Это будто заговор. Намереваясь под единым законом праведно убить Григорию Рыкову физически, кто-то решает сделать это, для репетиции, морально. Иначе почему так больно бьют? Заныло все тело от бессилия и отчуждения. События последних дней сильно выматывают Гришу, и она готова сдаться: расследование – это глупая идея. Она не следователь, Славгород – не преступная цитадель. Все, Гриша, фу. Нельзя.

Взгляд Ильяны не сочувственный и не жалостливый. Это работа, борьба и больше ничего. И все же природная кошачья эмпатия ноет, как опухшая гноящаяся рана. Гришина беда сочится, но сама она от нее отворачивается, не желая замечать.

– В первую очередь мы говорим о том, что ни одна живая душа не достойна умерщвления. – Альберт Харитонов заумен, высокопарен, подкован знаниями, но Григория не готова к такой поддержке. Никакие гибридские медицинские атласы не помогут залезть в крепко закрытую собачью душу.

– Хватит, – молит Ильяна за Рыкову, зная, что молчание той будет долгим. Но после голос ее меняется. – Ей плевать на твои убеждения. Она пришла сюда показать нам, что готова перед смертью на что-то сгодиться. Пришла выслужиться перед своими – до последнего вздоха.

Удивительно, как эта кошка точна в своих высказываниях. Рыкова захлебывается воздухом на ее полуслове, угадывая, к чему она начнет клонить прямо сейчас.

– Заткнись! – Григория, вопреки решениям Ильяны, взревела нечеловеческим рыком. – Кто ты вообще такая?!

Позже Ильяна расскажет, она – плохая девочка из плохой семьи. Но сейчас она лишь пожимает плечами, словно сама себя не знает. Гриша могла бы упрекать ее молодостью, безрассудностью, но она только воет про себя по-волчьи, чувствуя у себя в крови отголосок предков. Все они чувствуют – начался сезон охоты. И хищница тут, вопреки всему, – Гриша. Ильяна на секунду вздрагивает от горячей хмурости, пришедшей по ее душу представительницы власти.

– Альберт, объяснись ей.

Харитонов мнется, выгибая пальцы в неловкий замок. Он разбирал в своей практике различные сложные случаи, но мирить власть и сопротивление ему еще не приходилось. Он не рад, что Ильяна совсем не воспринимает Гришу как серьезную угрозу – по крайней мере, не признает этого вслух.

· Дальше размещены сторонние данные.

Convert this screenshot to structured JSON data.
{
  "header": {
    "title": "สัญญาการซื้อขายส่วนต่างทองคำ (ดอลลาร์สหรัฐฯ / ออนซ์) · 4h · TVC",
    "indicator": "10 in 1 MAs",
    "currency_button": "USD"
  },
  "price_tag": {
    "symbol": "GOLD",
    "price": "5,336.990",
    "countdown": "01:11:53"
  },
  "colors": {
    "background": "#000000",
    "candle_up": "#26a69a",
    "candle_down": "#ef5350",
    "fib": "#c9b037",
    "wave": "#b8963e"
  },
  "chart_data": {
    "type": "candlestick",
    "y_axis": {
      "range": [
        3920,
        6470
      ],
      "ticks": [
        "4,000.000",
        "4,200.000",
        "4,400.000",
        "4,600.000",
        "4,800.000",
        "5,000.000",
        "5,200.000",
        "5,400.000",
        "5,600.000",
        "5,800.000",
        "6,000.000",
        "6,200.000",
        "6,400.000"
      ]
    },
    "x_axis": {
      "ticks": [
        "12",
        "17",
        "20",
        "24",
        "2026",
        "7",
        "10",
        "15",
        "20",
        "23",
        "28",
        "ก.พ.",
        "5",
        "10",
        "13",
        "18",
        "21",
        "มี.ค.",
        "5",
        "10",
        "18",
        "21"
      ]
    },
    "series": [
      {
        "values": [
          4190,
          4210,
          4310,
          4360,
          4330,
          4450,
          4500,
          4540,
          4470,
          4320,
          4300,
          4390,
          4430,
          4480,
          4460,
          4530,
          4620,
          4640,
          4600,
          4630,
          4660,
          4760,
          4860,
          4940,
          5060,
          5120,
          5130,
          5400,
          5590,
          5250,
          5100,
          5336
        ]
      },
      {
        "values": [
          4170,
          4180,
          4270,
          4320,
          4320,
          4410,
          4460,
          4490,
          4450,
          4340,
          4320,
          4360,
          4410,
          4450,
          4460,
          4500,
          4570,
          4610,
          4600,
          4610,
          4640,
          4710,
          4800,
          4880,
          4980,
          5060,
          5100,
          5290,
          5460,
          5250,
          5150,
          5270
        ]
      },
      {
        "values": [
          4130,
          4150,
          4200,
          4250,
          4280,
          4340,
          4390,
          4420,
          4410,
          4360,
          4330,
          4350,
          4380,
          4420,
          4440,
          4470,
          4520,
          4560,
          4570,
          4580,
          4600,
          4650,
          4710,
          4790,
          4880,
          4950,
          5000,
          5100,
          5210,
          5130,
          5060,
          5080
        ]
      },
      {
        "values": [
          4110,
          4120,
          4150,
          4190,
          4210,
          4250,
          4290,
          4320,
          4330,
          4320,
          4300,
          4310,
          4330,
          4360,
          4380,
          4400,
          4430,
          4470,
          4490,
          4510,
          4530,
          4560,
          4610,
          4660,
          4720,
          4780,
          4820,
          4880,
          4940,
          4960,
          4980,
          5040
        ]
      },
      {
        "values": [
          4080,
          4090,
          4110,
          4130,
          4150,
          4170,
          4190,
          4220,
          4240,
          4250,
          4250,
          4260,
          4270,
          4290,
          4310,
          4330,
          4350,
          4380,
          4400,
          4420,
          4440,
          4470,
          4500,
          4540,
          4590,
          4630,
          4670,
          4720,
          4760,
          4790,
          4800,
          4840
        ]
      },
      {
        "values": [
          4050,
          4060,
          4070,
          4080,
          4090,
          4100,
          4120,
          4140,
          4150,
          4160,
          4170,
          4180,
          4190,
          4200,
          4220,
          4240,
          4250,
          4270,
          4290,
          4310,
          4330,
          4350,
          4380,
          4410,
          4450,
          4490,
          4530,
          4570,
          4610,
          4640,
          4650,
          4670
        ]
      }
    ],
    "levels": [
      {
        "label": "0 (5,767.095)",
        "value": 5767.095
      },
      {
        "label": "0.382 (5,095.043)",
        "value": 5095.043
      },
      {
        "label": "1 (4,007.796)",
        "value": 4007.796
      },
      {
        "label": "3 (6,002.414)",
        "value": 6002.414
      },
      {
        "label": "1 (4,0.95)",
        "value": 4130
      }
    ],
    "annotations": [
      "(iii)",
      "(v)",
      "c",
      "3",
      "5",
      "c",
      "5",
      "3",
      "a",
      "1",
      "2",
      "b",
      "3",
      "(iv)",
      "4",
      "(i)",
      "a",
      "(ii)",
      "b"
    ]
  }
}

– Я представляю «Новую волну». Мы помогаем гибридам обходить законы, которые… которые стоят жизни. Мы знаем, что тебе сейчас тяжело. Возможно, некоторые идеи тебе не близки… – Альберт осторожно кивает на Ильяну, подразумевая ее явные радикальные мысли. – Но мы на твоей стороне.

– Вы на ее стороне. Я связная, – акцентирует наглая балия, намекая, что не заинтересована в Гришином выживании.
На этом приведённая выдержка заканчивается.